Subtle variations in the CMB’s glow offer anchor points to form the other two vertices of the triangle. Those variations in temperature and polarization resulted from quantum fluctuations in the early universe that got amplified by the expanding universe into regions of varying density. (The denser patches would go on to form galaxy clusters.) Scientists have a strong enough understanding of the universe’s early years to know that these variations in the CMB should typically be spaced out every billion light-years for temperature, and half that for polarization. (For scale, our Milky Way galaxy is about 200,000 light-years in diameter.)
ACT measured the CMB fluctuations with unprecedented resolution, taking a closer look at the polarization of the light. “The Planck satellite measured the same light, but by measuring its polarization in higher fidelity, the new picture from ACT reveals more of the oldest patterns we’ve ever seen,” said Suzanne Staggs, Princeton’s Henry deWolf Smyth Professor of Physics, who took over as ACT’s principal investigator in 2014.

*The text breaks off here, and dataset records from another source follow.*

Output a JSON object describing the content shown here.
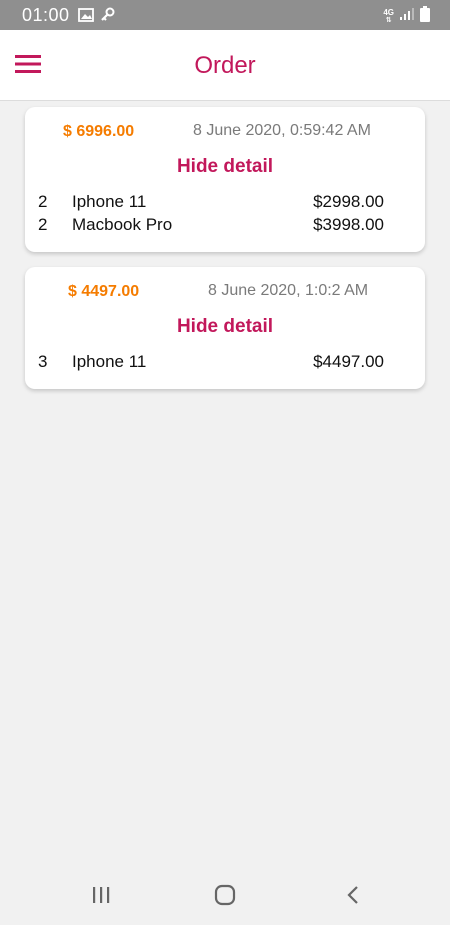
{
  "status_bar": {
    "time": "01:00",
    "network": "4G",
    "icons": [
      "image-icon",
      "key-icon",
      "signal-icon",
      "battery-icon"
    ]
  },
  "app_bar": {
    "title": "Order",
    "menu_icon": "hamburger-menu-icon"
  },
  "colors": {
    "accent": "#c2185b",
    "total": "#f57c00",
    "date": "#7a7a7a",
    "background": "#f1f1f1"
  },
  "orders": [
    {
      "total": "$ 6996.00",
      "date": "8 June 2020, 0:59:42 AM",
      "toggle_label": "Hide detail",
      "items": [
        {
          "qty": "2",
          "name": "Iphone 11",
          "price": "$2998.00"
        },
        {
          "qty": "2",
          "name": "Macbook Pro",
          "price": "$3998.00"
        }
      ]
    },
    {
      "total": "$ 4497.00",
      "date": "8 June 2020, 1:0:2 AM",
      "toggle_label": "Hide detail",
      "items": [
        {
          "qty": "3",
          "name": "Iphone 11",
          "price": "$4497.00"
        }
      ]
    }
  ],
  "nav_bar": {
    "icons": [
      "recent-apps-icon",
      "home-icon",
      "back-icon"
    ]
  }
}
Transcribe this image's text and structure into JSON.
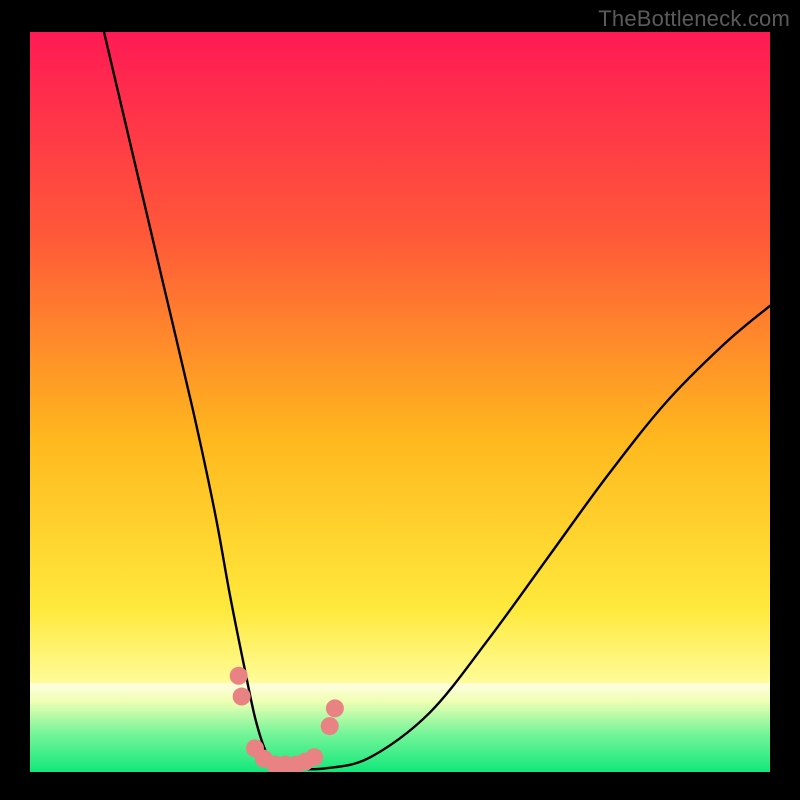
{
  "watermark": "TheBottleneck.com",
  "chart_data": {
    "type": "line",
    "title": "",
    "xlabel": "",
    "ylabel": "",
    "xlim": [
      0,
      100
    ],
    "ylim": [
      0,
      100
    ],
    "grid": false,
    "background_gradient": {
      "top_color": "#ff1a55",
      "mid_colors": [
        "#ff7430",
        "#ffd21a",
        "#fff85a"
      ],
      "bottom_color": "#11f07a"
    },
    "bottom_band": {
      "whitish": "#fffde0",
      "green": "#11f07a",
      "start_y": 88
    },
    "series": [
      {
        "name": "curve",
        "color": "#000000",
        "x": [
          10,
          14,
          18,
          22,
          25,
          27,
          29,
          30.5,
          32,
          33.5,
          35,
          40,
          46,
          54,
          62,
          70,
          78,
          86,
          94,
          100
        ],
        "y": [
          100,
          83,
          66,
          49,
          35,
          24,
          14,
          7,
          2.5,
          1,
          0.5,
          0.5,
          2,
          8,
          18,
          29,
          40,
          50,
          58,
          63
        ]
      }
    ],
    "markers": {
      "name": "dots",
      "color": "#e98383",
      "radius": 9,
      "x": [
        28.2,
        28.6,
        30.4,
        31.6,
        33.1,
        34.5,
        36.0,
        37.2,
        38.4,
        40.5,
        41.2
      ],
      "y": [
        13.0,
        10.2,
        3.2,
        1.8,
        1.0,
        1.0,
        1.0,
        1.4,
        2.0,
        6.2,
        8.6
      ]
    }
  }
}
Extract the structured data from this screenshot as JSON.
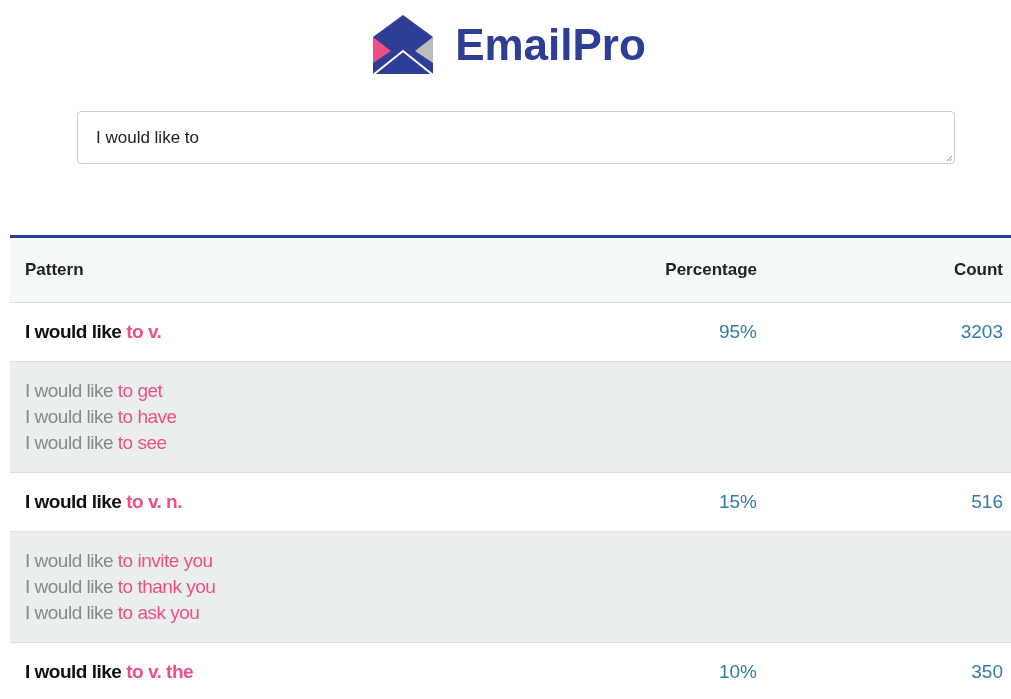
{
  "logo": {
    "name": "EmailPro"
  },
  "query": {
    "value": "I would like to"
  },
  "table": {
    "columns": [
      "Pattern",
      "Percentage",
      "Count"
    ],
    "rows": [
      {
        "prefix": "I would like",
        "highlight": "to v.",
        "percentage": "95%",
        "count": "3203",
        "examples": [
          {
            "prefix": "I would like",
            "highlight": "to get"
          },
          {
            "prefix": "I would like",
            "highlight": "to have"
          },
          {
            "prefix": "I would like",
            "highlight": "to see"
          }
        ]
      },
      {
        "prefix": "I would like",
        "highlight": "to v. n.",
        "percentage": "15%",
        "count": "516",
        "examples": [
          {
            "prefix": "I would like",
            "highlight": "to invite you"
          },
          {
            "prefix": "I would like",
            "highlight": "to thank you"
          },
          {
            "prefix": "I would like",
            "highlight": "to ask you"
          }
        ]
      },
      {
        "prefix": "I would like",
        "highlight": "to v. the",
        "percentage": "10%",
        "count": "350"
      }
    ]
  }
}
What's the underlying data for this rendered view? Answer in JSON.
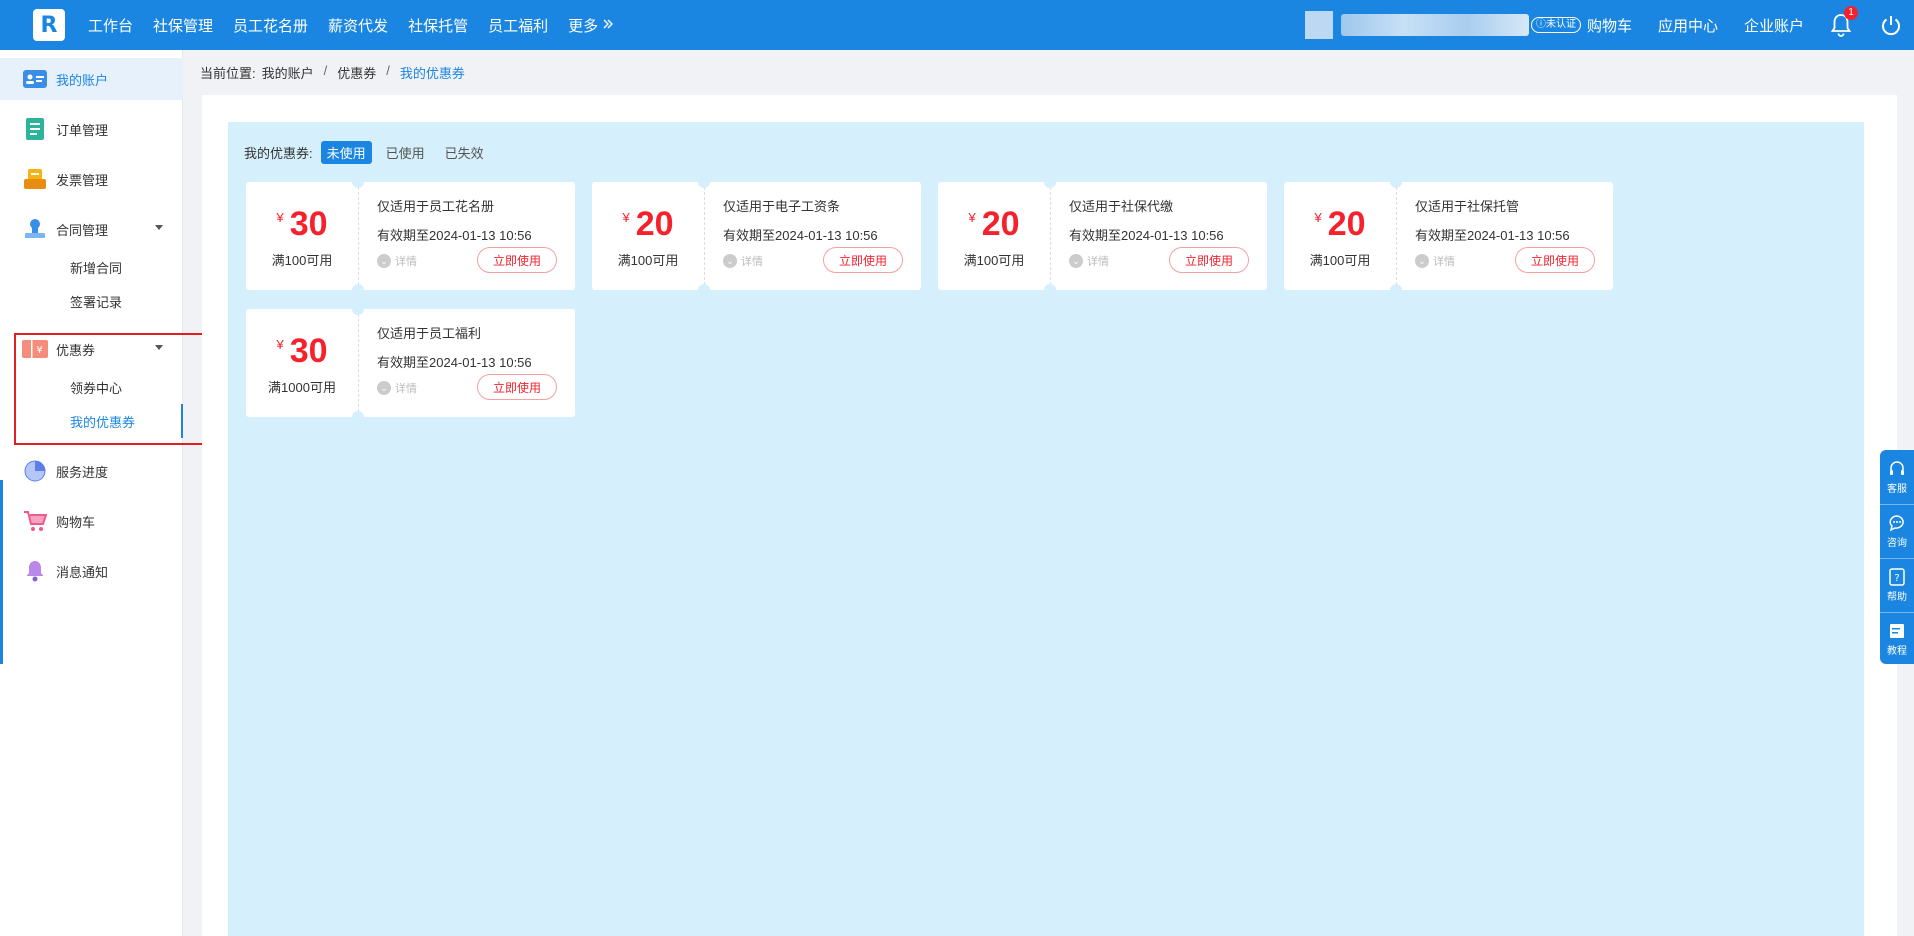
{
  "topbar": {
    "logo_text": "R",
    "nav": [
      "工作台",
      "社保管理",
      "员工花名册",
      "薪资代发",
      "社保托管",
      "员工福利"
    ],
    "more_label": "更多",
    "unverified_label": "未认证",
    "links": [
      "购物车",
      "应用中心",
      "企业账户"
    ],
    "notification_count": "1"
  },
  "sidebar": {
    "items": [
      {
        "label": "我的账户",
        "icon": "account-card-icon"
      },
      {
        "label": "订单管理",
        "icon": "order-doc-icon"
      },
      {
        "label": "发票管理",
        "icon": "invoice-icon"
      },
      {
        "label": "合同管理",
        "icon": "contract-stamp-icon"
      },
      {
        "label": "优惠券",
        "icon": "coupon-ticket-icon"
      },
      {
        "label": "服务进度",
        "icon": "progress-pie-icon"
      },
      {
        "label": "购物车",
        "icon": "cart-icon"
      },
      {
        "label": "消息通知",
        "icon": "bell-icon"
      }
    ],
    "contract_sub": [
      "新增合同",
      "签署记录"
    ],
    "coupon_sub": [
      "领券中心",
      "我的优惠券"
    ]
  },
  "breadcrumb": {
    "prefix": "当前位置:",
    "items": [
      "我的账户",
      "优惠券",
      "我的优惠券"
    ],
    "separator": "/"
  },
  "coupons_panel": {
    "title": "我的优惠券:",
    "tabs": [
      "未使用",
      "已使用",
      "已失效"
    ],
    "active_tab": "未使用"
  },
  "coupons": [
    {
      "currency": "¥",
      "amount": "30",
      "condition": "满100可用",
      "scope": "仅适用于员工花名册",
      "expire": "有效期至2024-01-13 10:56",
      "detail": "详情",
      "button": "立即使用"
    },
    {
      "currency": "¥",
      "amount": "20",
      "condition": "满100可用",
      "scope": "仅适用于电子工资条",
      "expire": "有效期至2024-01-13 10:56",
      "detail": "详情",
      "button": "立即使用"
    },
    {
      "currency": "¥",
      "amount": "20",
      "condition": "满100可用",
      "scope": "仅适用于社保代缴",
      "expire": "有效期至2024-01-13 10:56",
      "detail": "详情",
      "button": "立即使用"
    },
    {
      "currency": "¥",
      "amount": "20",
      "condition": "满100可用",
      "scope": "仅适用于社保托管",
      "expire": "有效期至2024-01-13 10:56",
      "detail": "详情",
      "button": "立即使用"
    },
    {
      "currency": "¥",
      "amount": "30",
      "condition": "满1000可用",
      "scope": "仅适用于员工福利",
      "expire": "有效期至2024-01-13 10:56",
      "detail": "详情",
      "button": "立即使用"
    }
  ],
  "float_bar": [
    "客服",
    "咨询",
    "帮助",
    "教程"
  ],
  "colors": {
    "brand": "#1a86e2",
    "coupon_red": "#f5222d",
    "panel_bg": "#d5f0fc"
  }
}
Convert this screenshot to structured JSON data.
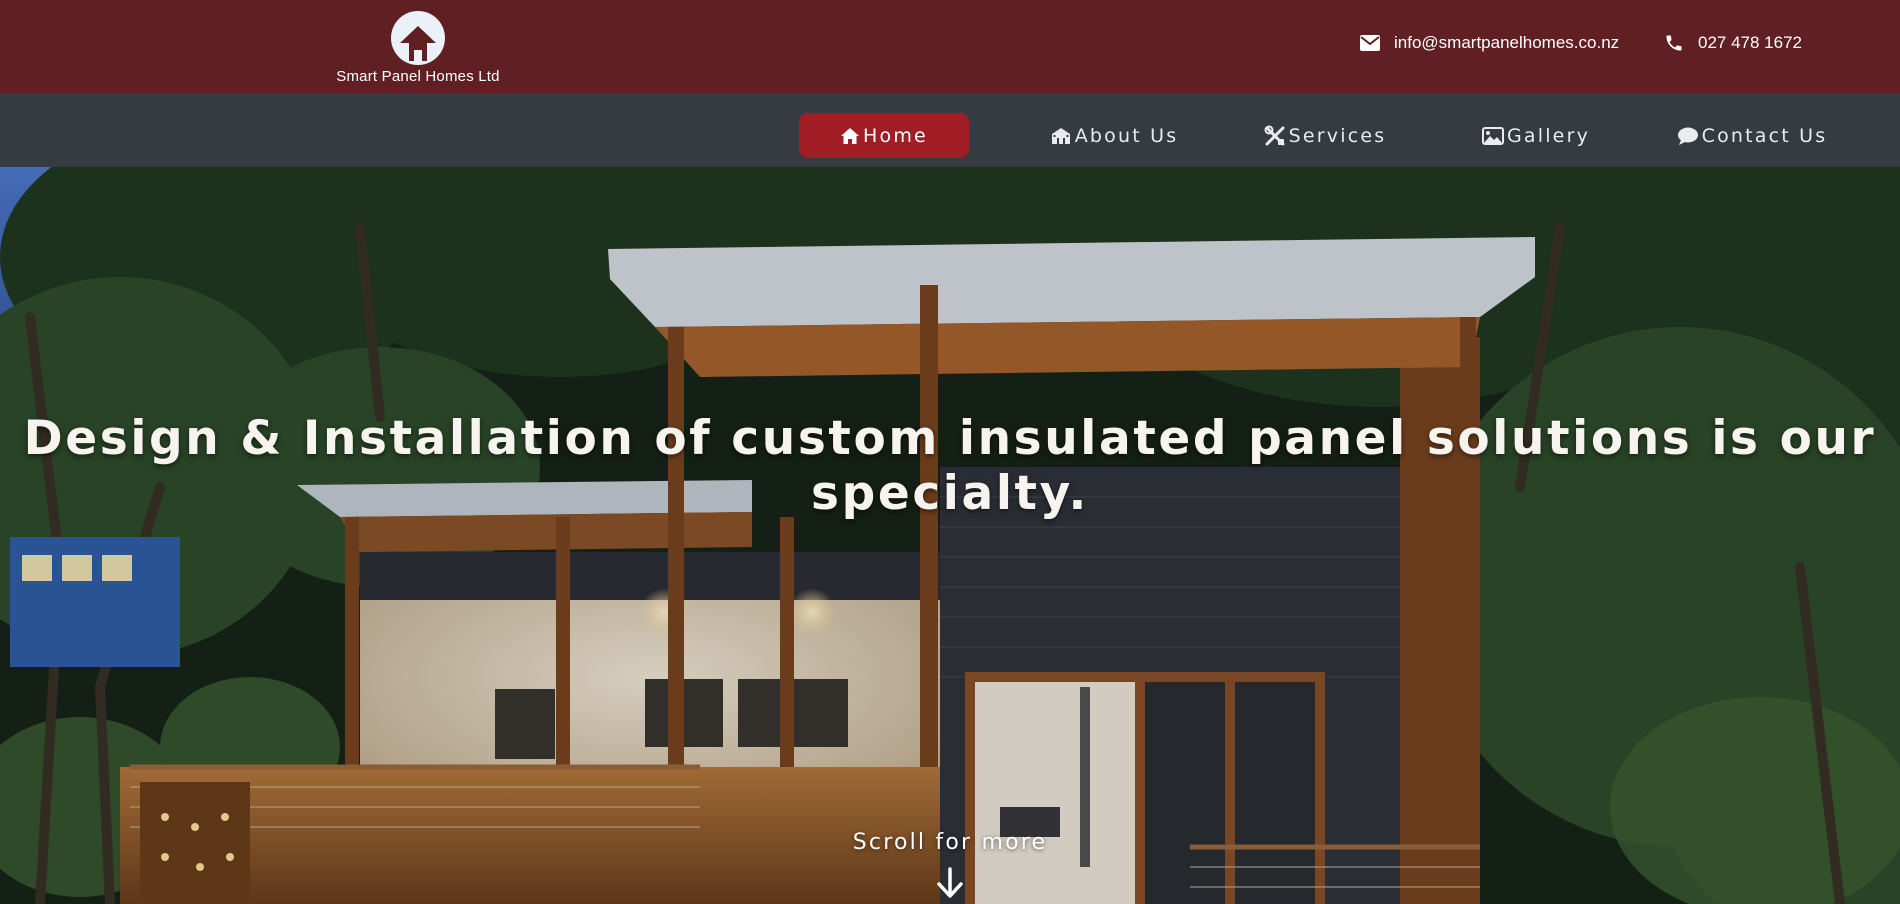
{
  "brand": {
    "name": "Smart Panel Homes Ltd",
    "logo_icon": "house-in-circle-icon"
  },
  "contact": {
    "email": "info@smartpanelhomes.co.nz",
    "email_icon": "envelope-icon",
    "phone": "027 478 1672",
    "phone_icon": "phone-icon"
  },
  "nav": {
    "items": [
      {
        "label": "Home",
        "icon": "home-icon",
        "active": true
      },
      {
        "label": "About Us",
        "icon": "building-icon",
        "active": false
      },
      {
        "label": "Services",
        "icon": "tools-icon",
        "active": false
      },
      {
        "label": "Gallery",
        "icon": "image-icon",
        "active": false
      },
      {
        "label": "Contact Us",
        "icon": "chat-bubble-icon",
        "active": false
      }
    ]
  },
  "hero": {
    "headline": "Design & Installation of custom insulated panel solutions is our specialty.",
    "scroll_label": "Scroll for more",
    "scroll_icon": "arrow-down-icon"
  },
  "colors": {
    "topbar": "#601f22",
    "nav_bg": "#363b42",
    "nav_active": "#a11d26",
    "text_light": "#ffffff"
  }
}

As ACT continues making observations, astronomers will have an even clearer picture of the CMB and an even more precise idea of how long ago the cosmos began. The ACT team will also scour those observations for signs of physics that doesn’t fit the standard cosmological model. Such strange physics could resolve the disagreement between the predictions of the age and expansion rate of the universe arising from the measurements of the CMB and the motions of galaxies.
“If [the galaxy-based measurement] is real, and we have to come up with something new in the universe to explain it, then signs of that should show up in our data, and we are not seeing any,” said Jo Dunkley, a professor of physics and astrophysical sciences at Princeton who was Aiola’s mentor. “That doesn’t mean to say they’re not there. But our new look at the CMB has showed up features that Planck wasn’t able to see before, and the fact is, everything that we see looks bang-on to the standard model.”
“We’re continuing to observe half the sky from Chile with our telescope,” said Mark Devlin, ACT’s deputy director and the Reese W. Flower Professor of Astronomy and Astrophysics at the University of Pennsylvania. “As the precision of both techniques increases, the pressure to resolve the conflict will only grow.”
“We only have the one celestial sphere to look at,” said Staggs. “We would really like to measure every single pixel of that sphere — to plumb all the information out — and we’re getting closer and closer to doing that.”